For all of those I’d trained reasonably well. The Prudential Ride London Sportive, in less than two weeks time, is also 100 miles but this year my cycle training has been poor to non-existent. Fear is a great motivator and it’s started to focus my mind – either train or have a difficult day in the saddle. At this late stage, it might be ‘train and have a slightly less difficult day in the saddle’.

After yet more manual labour at the cycle park on Monday afternoon (laying industrial strength paving slabs at 43kg each – 95lbs) I was not up for the evening’s planned turbo ride, but was back in the gym for an hour on Tuesday morning.

The gym must be doing something as I’ve just increased the weights on every exercise – but whether it’s doing the right something is another matter.

I did make it on to the turbo on a ridiculously hot Tuesday evening and dripped my way through 30 minutes at an average 26.8kph (16.65mph) watching the end of Le Tour, stage 16. It was hard from the start – I guess I can’t expect to move bigger weights in the gym (now 200kg – 441 pounds – on the leg press machine) and cycle fast later in the day?

I ran with my wife early on Wednesday morning to avoid the worst of the heat – about 3.8 miles (6.1km). The running is OK but the Achilles tendons are still problem children, hurting first thing in the mornings but easing as I start to get moving. The shoulder I hurt skiing in January is almost right now but I’m feeling a bit jaded from the increased exercise regime.

While mowing later on, I discovered that all was not well at the end of the garden. The storm the previous night had brought down a sizeable branch from one of the beech trees – about a thick as my (thickening) waist.

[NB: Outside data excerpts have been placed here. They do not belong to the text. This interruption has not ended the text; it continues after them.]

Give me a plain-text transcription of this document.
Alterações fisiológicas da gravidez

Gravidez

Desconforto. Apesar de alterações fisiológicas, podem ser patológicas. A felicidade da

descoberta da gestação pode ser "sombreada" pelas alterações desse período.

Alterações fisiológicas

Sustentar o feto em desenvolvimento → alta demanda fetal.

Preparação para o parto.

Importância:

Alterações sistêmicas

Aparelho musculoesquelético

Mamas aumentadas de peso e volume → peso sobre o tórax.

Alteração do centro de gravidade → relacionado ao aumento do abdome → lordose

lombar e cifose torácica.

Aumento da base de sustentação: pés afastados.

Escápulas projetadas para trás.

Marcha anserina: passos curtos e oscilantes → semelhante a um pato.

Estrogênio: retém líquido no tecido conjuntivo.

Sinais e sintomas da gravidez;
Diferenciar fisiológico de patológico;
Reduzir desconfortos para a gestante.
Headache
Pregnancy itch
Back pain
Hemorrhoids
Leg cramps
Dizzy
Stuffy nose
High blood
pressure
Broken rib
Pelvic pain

It had destroyed part of the shed (which was already in a poor state, admittedly) and flattened part of the chicken run fencing. Luckily, no foxes had realised this.

I have tried teaching the chickens self defence against foxes but they remain of the view that homeland security is my responsibility. Accordingly, I spent a happy (?) couple of hours sawing through branches to clear them from the netting around the run and restoring the safety of the occupants.

I’m happy to say that no chickens were hurt in the making of this drama.